Perhaps Garcia has chosen to take on more responsibility because of the weak box-office results of his last few studio films. Desperate Measures, Hoodlum, and Night Falls on Manhattan have all failed to bring audiences in to theaters, a fact that the actor acknowledges with a shrug.

"What's that old quote? ‘It's a lot easier getting to the top than it is staying at the top.’ So it's difficult to constantly keep working on the kind of things you want to be working on. It's a commerce-driven business," he says. "There's the other old adage, ‘You're only as good as your last movie.’ So for directors, actors, producers, writers -- whoever encompasses the creative elements of a film -- you have a hit, everyone's happy, and you're the hottest thing in the world. But if the movie doesn't open, then those realities do come into play."

"Movies are very hard to make, to get it all to come together. So many people have their say in what the end product of films are. Sometimes the things that you get involved in don't necessarily become a reflection of what you did. I mean, they can change, but they can also become so different that after a while you go, ‘What is this? Who's responsible?’ Most of the time, certainly, the end result is really out of my control."

So in order to gain more of that control, Garcia has made some sacrifices. He hasn’t worked on anything but Just The Ticket in over a year, eschewing multi-million dollar acting offers in order to follow his vision. "It's better not to work than to work in something you don't want to be working in," Garcia smiles, acknowledging that for now, anyway, he can financially afford to devote himself to a labor of love. Plus, he’s figured out how to keep it all in the family, spreading the high responsibility, very-low-paying work around. "My wife is involved in all of this, too. She helps run the show," he says smiling.

The Garcia family seems to enjoy this small, scrappy way of working, for although Garcia says he is always reading scripts and considering the lucrative acting offers that regularly come across his desk from the major studios, he clearly seems to have wholeheartedly embraced his newfound role as an independent film producer.

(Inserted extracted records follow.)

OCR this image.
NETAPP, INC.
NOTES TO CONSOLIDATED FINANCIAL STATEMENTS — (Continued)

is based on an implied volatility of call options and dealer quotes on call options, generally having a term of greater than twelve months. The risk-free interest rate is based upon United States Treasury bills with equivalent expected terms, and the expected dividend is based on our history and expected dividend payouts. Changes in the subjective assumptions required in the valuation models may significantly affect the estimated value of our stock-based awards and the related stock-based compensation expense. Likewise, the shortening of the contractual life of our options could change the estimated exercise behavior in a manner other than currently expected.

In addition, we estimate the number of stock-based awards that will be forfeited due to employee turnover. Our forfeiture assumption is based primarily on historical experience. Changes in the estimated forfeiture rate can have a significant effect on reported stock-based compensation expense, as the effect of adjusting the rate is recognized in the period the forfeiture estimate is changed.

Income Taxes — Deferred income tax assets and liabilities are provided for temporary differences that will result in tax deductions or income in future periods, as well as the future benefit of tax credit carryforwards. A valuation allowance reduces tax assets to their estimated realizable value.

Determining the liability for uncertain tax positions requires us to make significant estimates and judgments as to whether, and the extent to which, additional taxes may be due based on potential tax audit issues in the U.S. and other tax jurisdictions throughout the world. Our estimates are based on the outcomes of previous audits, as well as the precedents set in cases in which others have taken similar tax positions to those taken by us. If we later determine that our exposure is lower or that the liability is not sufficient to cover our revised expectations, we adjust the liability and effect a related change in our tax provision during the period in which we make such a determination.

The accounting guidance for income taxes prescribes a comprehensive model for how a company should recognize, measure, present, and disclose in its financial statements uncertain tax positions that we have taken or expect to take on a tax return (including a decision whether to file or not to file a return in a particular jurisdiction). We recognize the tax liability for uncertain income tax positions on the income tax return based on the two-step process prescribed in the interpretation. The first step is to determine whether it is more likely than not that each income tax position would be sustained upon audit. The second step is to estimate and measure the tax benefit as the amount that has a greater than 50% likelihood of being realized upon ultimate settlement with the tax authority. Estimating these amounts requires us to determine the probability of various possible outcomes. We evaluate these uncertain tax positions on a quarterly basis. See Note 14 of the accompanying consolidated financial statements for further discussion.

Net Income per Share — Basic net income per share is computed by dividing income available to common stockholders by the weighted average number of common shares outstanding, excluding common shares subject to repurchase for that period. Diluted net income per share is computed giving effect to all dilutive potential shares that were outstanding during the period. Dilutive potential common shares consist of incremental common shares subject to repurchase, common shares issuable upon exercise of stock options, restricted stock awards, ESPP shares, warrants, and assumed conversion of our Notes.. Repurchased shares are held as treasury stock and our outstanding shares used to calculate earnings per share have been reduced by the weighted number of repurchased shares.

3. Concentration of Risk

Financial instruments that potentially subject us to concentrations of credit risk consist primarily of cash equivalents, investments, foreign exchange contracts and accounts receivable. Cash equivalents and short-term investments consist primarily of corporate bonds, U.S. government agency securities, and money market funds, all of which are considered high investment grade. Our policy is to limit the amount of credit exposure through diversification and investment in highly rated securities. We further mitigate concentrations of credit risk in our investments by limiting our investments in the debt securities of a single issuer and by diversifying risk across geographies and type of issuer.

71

"I have a lot of things that I want to act in, that nobody wants to make," he says with a grin. "The next movie I want to produce is The Lost City, which is a movie I want to direct, about Havana at the turn of the revolution. I’ve been working on that script with Guillermo Cabrera Infante, the renowned Cuban writer, for the past five years or so. He wrote the screenplay for Vanishing Point years ago. That'll be my next one. I’ll act in it, too."

And when asked what he’ll do if it takes him three more years to get that movie made, Garcia responds like a true independent, like a man with a dream that is beginning to be fulfilled.

"I’ll be with it as long as it takes," he says. "Certainly, in this business you need a tremendous amount of inner fortitude to be in it for any kind of length of time, and I’ve already been doing this for twenty years. I’m just going to keep on working on the things that reach me, the things that I want to be associated with and identified with, both as an actor and a filmmaker."